We have traveled through Salt Lake City many times in our travels but we have never actually stopped and spent time there. This trip we decided to stay for a week and at the top of Lee’s To Do list was the Golden Spike National Historic Park. Located about an hour NW of Salt Lake City this park has been on Lee’s bucket list for years and I was more than happy to take a drive and check it out.

Turns out this park is one of those hidden gems in our National Park system with a great little gift shop, recreation of the trains and historic event, and an auto tour of the surrounding area. We ended up spending quite a bit of time there and and even though it was in a remote location we were joined by several other small groups.

This location is VERY remote and there is no cell coverage so make sure you have good directions in your phone prior to making the attempt. The museum part is pretty small but has some cool stuff and of course the best part is the replica trains outside were amazing. What was really cool was once again one person pushed to have this site declared a national historic park. We have seen this happen so many times and in this case it was Bernice Gibbs who began campaigning in the 1920’s. My only note is that although the Chinese contribution is acknowledged the harsh conditions and racism they faced was pretty watered down in the displays. Also please note the Golden Spike itself is not here. It is in a university in California.

The very best part was being able to stand on the exact site where the spike was put in. There are times when we get to stand in historical places (the Oregon Trail and where the Lewis and Clark trail ended are a couple that come to mind) and you literally get goosebumps. For me this was just such a spot and I wasn’t alone. Lots of grown people there were a little giddy!

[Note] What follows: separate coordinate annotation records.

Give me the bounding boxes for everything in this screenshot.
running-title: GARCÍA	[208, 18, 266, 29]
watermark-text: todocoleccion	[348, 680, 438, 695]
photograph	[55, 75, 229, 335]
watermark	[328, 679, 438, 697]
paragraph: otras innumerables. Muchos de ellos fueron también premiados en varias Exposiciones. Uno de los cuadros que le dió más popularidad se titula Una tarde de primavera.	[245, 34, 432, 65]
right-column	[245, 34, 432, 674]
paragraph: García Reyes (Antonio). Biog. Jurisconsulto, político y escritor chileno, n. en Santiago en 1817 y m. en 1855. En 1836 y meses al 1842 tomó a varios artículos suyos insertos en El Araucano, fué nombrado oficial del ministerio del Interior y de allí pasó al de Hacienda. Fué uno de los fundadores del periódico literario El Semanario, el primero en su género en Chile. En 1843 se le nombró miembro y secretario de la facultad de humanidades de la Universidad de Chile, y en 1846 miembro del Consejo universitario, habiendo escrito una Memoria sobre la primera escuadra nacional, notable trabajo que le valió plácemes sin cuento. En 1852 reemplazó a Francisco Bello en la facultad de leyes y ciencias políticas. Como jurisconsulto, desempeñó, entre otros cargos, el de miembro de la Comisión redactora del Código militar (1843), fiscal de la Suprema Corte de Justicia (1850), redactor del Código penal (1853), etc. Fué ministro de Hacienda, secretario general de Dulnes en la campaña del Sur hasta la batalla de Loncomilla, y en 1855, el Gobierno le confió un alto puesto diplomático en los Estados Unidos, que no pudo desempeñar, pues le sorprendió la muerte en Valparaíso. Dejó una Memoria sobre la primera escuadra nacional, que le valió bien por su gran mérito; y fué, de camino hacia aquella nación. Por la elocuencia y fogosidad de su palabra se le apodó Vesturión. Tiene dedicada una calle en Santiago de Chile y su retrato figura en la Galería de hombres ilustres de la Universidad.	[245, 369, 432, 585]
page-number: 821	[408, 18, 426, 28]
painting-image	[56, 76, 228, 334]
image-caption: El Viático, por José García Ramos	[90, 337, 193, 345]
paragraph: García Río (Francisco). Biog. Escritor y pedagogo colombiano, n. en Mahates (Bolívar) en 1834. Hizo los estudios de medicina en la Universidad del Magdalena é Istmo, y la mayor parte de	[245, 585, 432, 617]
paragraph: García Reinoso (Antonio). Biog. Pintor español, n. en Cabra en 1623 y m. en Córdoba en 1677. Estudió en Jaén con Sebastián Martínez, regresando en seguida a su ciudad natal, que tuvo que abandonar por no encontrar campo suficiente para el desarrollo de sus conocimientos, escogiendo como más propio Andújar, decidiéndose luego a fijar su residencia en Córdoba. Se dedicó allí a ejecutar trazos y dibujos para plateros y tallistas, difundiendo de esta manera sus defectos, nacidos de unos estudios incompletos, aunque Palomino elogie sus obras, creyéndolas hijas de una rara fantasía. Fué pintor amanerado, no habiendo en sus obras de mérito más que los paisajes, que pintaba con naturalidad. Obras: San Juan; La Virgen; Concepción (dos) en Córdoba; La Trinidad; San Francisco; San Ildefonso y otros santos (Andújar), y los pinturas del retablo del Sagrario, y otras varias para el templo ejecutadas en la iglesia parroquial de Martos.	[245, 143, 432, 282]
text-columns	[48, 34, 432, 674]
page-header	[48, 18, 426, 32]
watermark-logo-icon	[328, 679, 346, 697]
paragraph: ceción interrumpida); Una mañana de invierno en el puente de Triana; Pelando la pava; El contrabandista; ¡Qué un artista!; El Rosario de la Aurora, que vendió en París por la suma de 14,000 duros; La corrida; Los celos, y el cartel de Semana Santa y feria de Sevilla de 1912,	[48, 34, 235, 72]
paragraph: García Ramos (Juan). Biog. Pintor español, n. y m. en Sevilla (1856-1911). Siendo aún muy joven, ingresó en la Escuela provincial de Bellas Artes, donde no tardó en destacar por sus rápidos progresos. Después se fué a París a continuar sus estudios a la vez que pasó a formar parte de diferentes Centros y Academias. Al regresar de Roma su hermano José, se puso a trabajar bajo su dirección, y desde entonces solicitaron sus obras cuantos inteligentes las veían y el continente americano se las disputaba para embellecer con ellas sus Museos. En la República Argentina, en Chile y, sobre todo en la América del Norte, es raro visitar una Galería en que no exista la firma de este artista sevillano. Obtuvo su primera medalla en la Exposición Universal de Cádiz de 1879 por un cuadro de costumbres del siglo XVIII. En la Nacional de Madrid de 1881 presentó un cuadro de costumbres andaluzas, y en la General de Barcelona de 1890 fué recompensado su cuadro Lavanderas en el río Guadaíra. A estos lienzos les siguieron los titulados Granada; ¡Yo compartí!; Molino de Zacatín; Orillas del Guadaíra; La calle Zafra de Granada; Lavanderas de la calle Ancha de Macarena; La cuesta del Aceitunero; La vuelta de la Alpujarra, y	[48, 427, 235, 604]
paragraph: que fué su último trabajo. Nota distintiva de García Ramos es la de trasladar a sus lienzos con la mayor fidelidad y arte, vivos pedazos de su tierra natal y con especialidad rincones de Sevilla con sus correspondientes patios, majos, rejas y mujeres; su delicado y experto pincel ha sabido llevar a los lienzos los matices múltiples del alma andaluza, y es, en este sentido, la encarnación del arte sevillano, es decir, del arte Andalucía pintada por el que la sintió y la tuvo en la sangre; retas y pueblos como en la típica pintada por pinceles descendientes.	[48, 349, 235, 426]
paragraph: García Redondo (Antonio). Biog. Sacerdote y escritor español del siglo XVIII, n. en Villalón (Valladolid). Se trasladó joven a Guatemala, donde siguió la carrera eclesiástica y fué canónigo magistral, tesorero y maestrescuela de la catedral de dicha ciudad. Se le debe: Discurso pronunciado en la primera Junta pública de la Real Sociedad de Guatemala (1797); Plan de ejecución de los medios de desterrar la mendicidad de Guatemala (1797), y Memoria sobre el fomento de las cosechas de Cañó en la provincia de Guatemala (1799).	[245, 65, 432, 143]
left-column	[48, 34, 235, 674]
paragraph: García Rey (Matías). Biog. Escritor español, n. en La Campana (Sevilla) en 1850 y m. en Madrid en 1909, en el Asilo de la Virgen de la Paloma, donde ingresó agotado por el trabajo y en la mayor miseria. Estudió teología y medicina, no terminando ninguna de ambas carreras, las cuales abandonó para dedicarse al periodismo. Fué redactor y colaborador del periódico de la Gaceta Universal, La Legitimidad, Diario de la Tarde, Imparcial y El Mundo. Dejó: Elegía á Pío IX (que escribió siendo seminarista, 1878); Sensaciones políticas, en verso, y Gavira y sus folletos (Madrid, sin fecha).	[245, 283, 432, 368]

The trains were really great re-creations and they even move them every night along the track. We missed that but they were running and occasionally steam would belch from one of them which scared me at one point. It was LOUD but very cool. I am not a huge train person (Lee definitely is) but even so the historical importance of this meeting made the whole site very special. Definitely worth the drive.

My only complaint about the site was the auto tour was a little confusing. We kept looking for a trestle bridge (we love those), but ultimately we learned it no longer existed. Plus the drive is divided into two different sections and the map they provided wasn’t very clear. It was neat though driving along through the places they blasted out the rock and the Chinese Arch was worth the stop to take a few pictures.

A little truck porn 🙂

There are National Park sites in this country that you definitely have to work at to visit (Very Large Array is our all time favorite) but they are almost always totally worth it. This site was definitely remote but we loved visiting it.